L’agression a eu lieu au sein même de l’établissement. Une enseignante de l’école primaire Jules Verne d’Agde dans l’Hérault a été menacée de mort, insultée et frappée par les proches d’un élève le 30 septembre, rapporte Midi Libre. La mère et la grand-mère de l’enfant seront jugées le 4 mars 2020, et ont été placées en attendant sous contrôle judiciaire, précise le journal.

En cause, une bagarre à laquelle l’élève a participé et que l’enseignante a tenté de stopper, ce qui a déplu à la famille en question. La mère et la grand-mère ont alors exigé de s’entretenir avec elle mais la rencontre, filmée par l’institutrice, a très vite dégénéré.

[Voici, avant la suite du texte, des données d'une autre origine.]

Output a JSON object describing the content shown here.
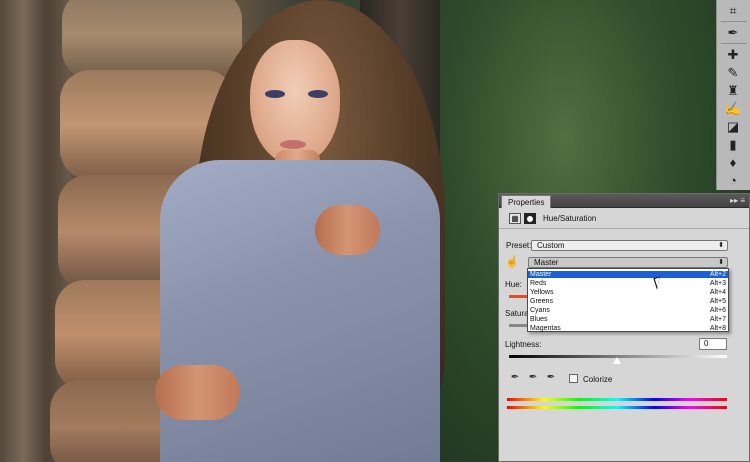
{
  "photo": {
    "subject": "woman-in-sweater"
  },
  "tools": [
    "crop-icon",
    "eyedropper-icon",
    "healing-icon",
    "brush-icon",
    "clone-stamp-icon",
    "history-brush-icon",
    "eraser-icon",
    "gradient-icon",
    "blur-icon",
    "dodge-icon"
  ],
  "panel": {
    "tab_label": "Properties",
    "menu_glyph": "▸▸ ≡",
    "adjustment_title": "Hue/Saturation",
    "preset_label": "Preset:",
    "preset_value": "Custom",
    "channel_value": "Master",
    "hue_label": "Hue:",
    "saturation_label": "Saturat",
    "lightness_label": "Lightness:",
    "lightness_value": "0",
    "colorize_label": "Colorize"
  },
  "dropdown": {
    "items": [
      {
        "label": "Master",
        "shortcut": "Alt+2",
        "selected": true
      },
      {
        "label": "Reds",
        "shortcut": "Alt+3",
        "selected": false
      },
      {
        "label": "Yellows",
        "shortcut": "Alt+4",
        "selected": false
      },
      {
        "label": "Greens",
        "shortcut": "Alt+5",
        "selected": false
      },
      {
        "label": "Cyans",
        "shortcut": "Alt+6",
        "selected": false
      },
      {
        "label": "Blues",
        "shortcut": "Alt+7",
        "selected": false
      },
      {
        "label": "Magentas",
        "shortcut": "Alt+8",
        "selected": false
      }
    ]
  },
  "colors": {
    "panel_bg": "#d6d6d6",
    "selection": "#1a5fd7",
    "header": "#4a4a4a"
  }
}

“Je te croise dans la rue, je te crève”

Sur les images diffusées par Midi Libre, on voit la mère et la grand-mère insulter et menacer l’enseignante, en présence du principal de l’école élémentaire. “Je vais te crever, je vais te fumer à la sortie”, hurle la grand-mère.

Dans un deuxième temps, la mère, elle, est contrainte de sortir de la pièce après s’être emportée. “Je vais porter plainte contre vous, pour dire que vous l’avez tapé, je vous attends à la sortie”, assène-t-elle avant de gifler l’institutrice.

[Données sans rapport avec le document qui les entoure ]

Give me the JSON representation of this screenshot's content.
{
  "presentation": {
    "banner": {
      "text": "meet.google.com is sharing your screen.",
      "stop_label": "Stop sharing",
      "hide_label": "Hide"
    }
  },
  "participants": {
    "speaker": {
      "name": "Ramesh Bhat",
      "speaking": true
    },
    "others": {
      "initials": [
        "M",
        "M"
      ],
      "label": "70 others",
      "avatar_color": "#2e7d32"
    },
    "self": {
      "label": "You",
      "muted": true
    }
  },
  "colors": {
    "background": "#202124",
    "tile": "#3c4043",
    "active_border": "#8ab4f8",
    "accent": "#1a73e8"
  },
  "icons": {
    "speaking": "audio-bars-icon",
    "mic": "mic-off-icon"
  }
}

La grand-mère poursuit ses invectives, devant son petit-fils: “Tu peux filmer, vas-y tu peux filmer (…) Je ne suis pas française, je suis gitane, je sais ce que c’est la violence (…) Je te jure je te croise dans la rue, je te crève” “Ton visage est gravé là, je vais te crever”, finit-elle par lâcher.

Trois jours d’ITT et 15 jours d’arrêt maladie

Selon le Syndicat national des écoles (SNE), l’enseignante s’est vue notifier trois jours d’ITT et 15 jours d’arrêt maladie à la suite de ces violences survenues dans le bureau du directeur de l’école. Mathieu Verdier, représentant du SNE, a dénoncé vendredi un manque de soutien de sa hiérarchie.

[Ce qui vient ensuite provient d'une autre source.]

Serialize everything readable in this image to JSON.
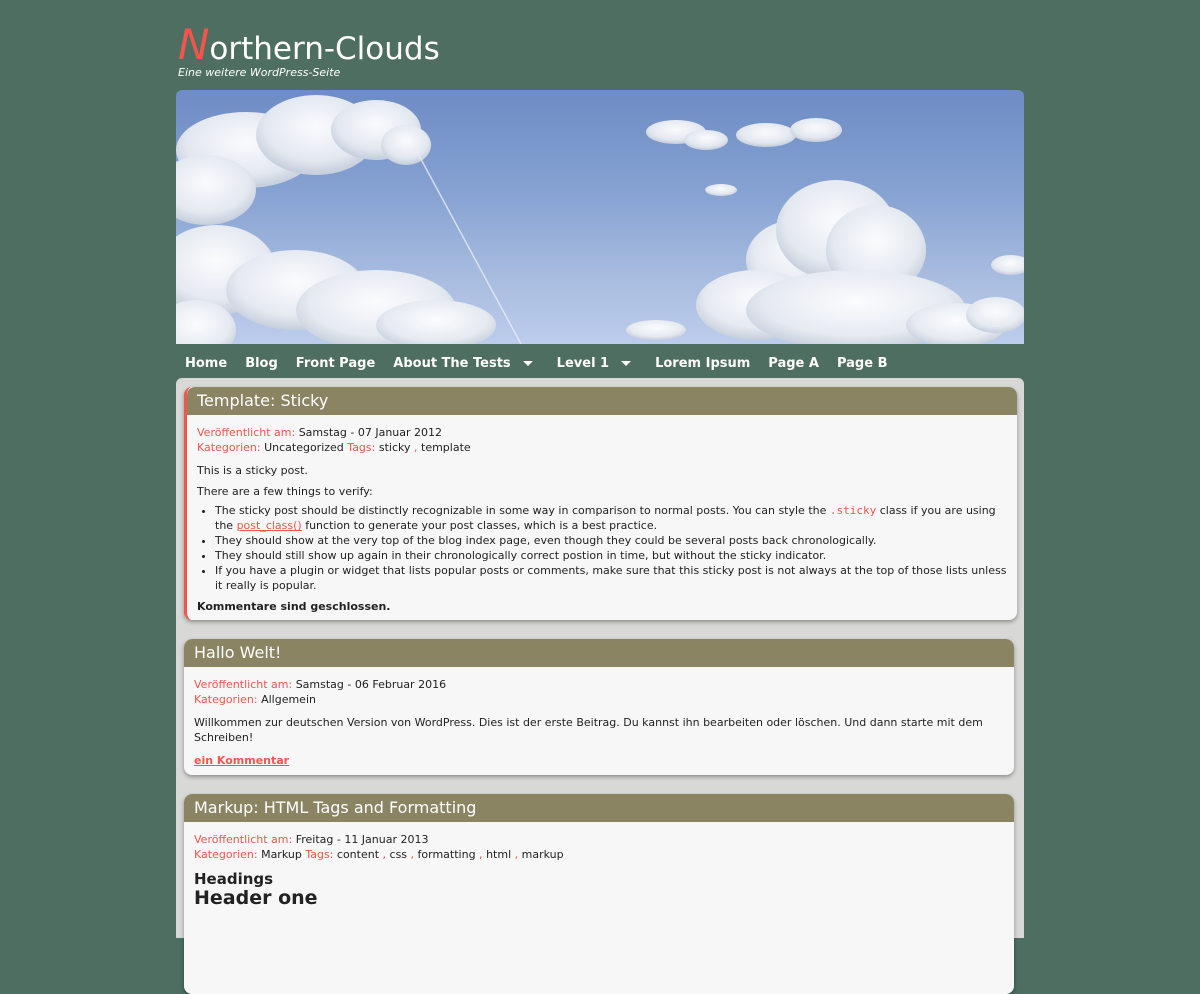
{
  "site": {
    "title_first": "N",
    "title_rest": "orthern-Clouds",
    "tagline": "Eine weitere WordPress-Seite"
  },
  "nav": {
    "items": [
      {
        "label": "Home"
      },
      {
        "label": "Blog"
      },
      {
        "label": "Front Page"
      },
      {
        "label": "About The Tests"
      },
      {
        "label": "Level 1"
      },
      {
        "label": "Lorem Ipsum"
      },
      {
        "label": "Page A"
      },
      {
        "label": "Page B"
      }
    ]
  },
  "posts": [
    {
      "title": "Template: Sticky",
      "published_label": "Veröffentlicht am:",
      "date": "Samstag - 07 Januar 2012",
      "categories_label": "Kategorien:",
      "category": "Uncategorized",
      "tags_label": "Tags:",
      "tags": [
        "sticky",
        "template"
      ],
      "intro": "This is a sticky post.",
      "verify": "There are a few things to verify:",
      "bullet1_a": "The sticky post should be distinctly recognizable in some way in comparison to normal posts. You can style the ",
      "bullet1_code": ".sticky",
      "bullet1_b": " class if you are using the ",
      "bullet1_link": "post_class()",
      "bullet1_c": " function to generate your post classes, which is a best practice.",
      "bullet2": "They should show at the very top of the blog index page, even though they could be several posts back chronologically.",
      "bullet3": "They should still show up again in their chronologically correct postion in time, but without the sticky indicator.",
      "bullet4": "If you have a plugin or widget that lists popular posts or comments, make sure that this sticky post is not always at the top of those lists unless it really is popular.",
      "closed": "Kommentare sind geschlossen."
    },
    {
      "title": "Hallo Welt!",
      "published_label": "Veröffentlicht am:",
      "date": "Samstag - 06 Februar 2016",
      "categories_label": "Kategorien:",
      "category": "Allgemein",
      "body": "Willkommen zur deutschen Version von WordPress. Dies ist der erste Beitrag. Du kannst ihn bearbeiten oder löschen. Und dann starte mit dem Schreiben!",
      "comment_link": "ein Kommentar"
    },
    {
      "title": "Markup: HTML Tags and Formatting",
      "published_label": "Veröffentlicht am:",
      "date": "Freitag - 11 Januar 2013",
      "categories_label": "Kategorien:",
      "category": "Markup",
      "tags_label": "Tags:",
      "tags": [
        "content",
        "css",
        "formatting",
        "html",
        "markup"
      ],
      "heading": "Headings",
      "header_one": "Header one"
    }
  ],
  "colors": {
    "background": "#4d6e60",
    "accent": "#f2554b",
    "post_header": "#8b8463",
    "post_bg": "#f7f7f7"
  },
  "icons": {
    "dropdown": "caret-down-icon"
  }
}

“L’institution a trop longtemps laissé faire. Trop longtemps les parents ont évolué dans une parfaite impunité. Cela ne doit plus arriver. Ce qui est arrivé hier peut arriver partout, à n’importe quel enseignant. J’ai fait parvenir la vidéo au ministère. C’est très violent. Cela ne doit plus se produire. L’Education nationale doit nous protéger”, estime le syndicaliste.

“La victime est accompagnée par un psychologue” et a déposé plainte, selon le rectorat de Montpellier. Une cellule d’écoute et une équipe mobile académique de sécurité est mise en place, a-t-il précisé.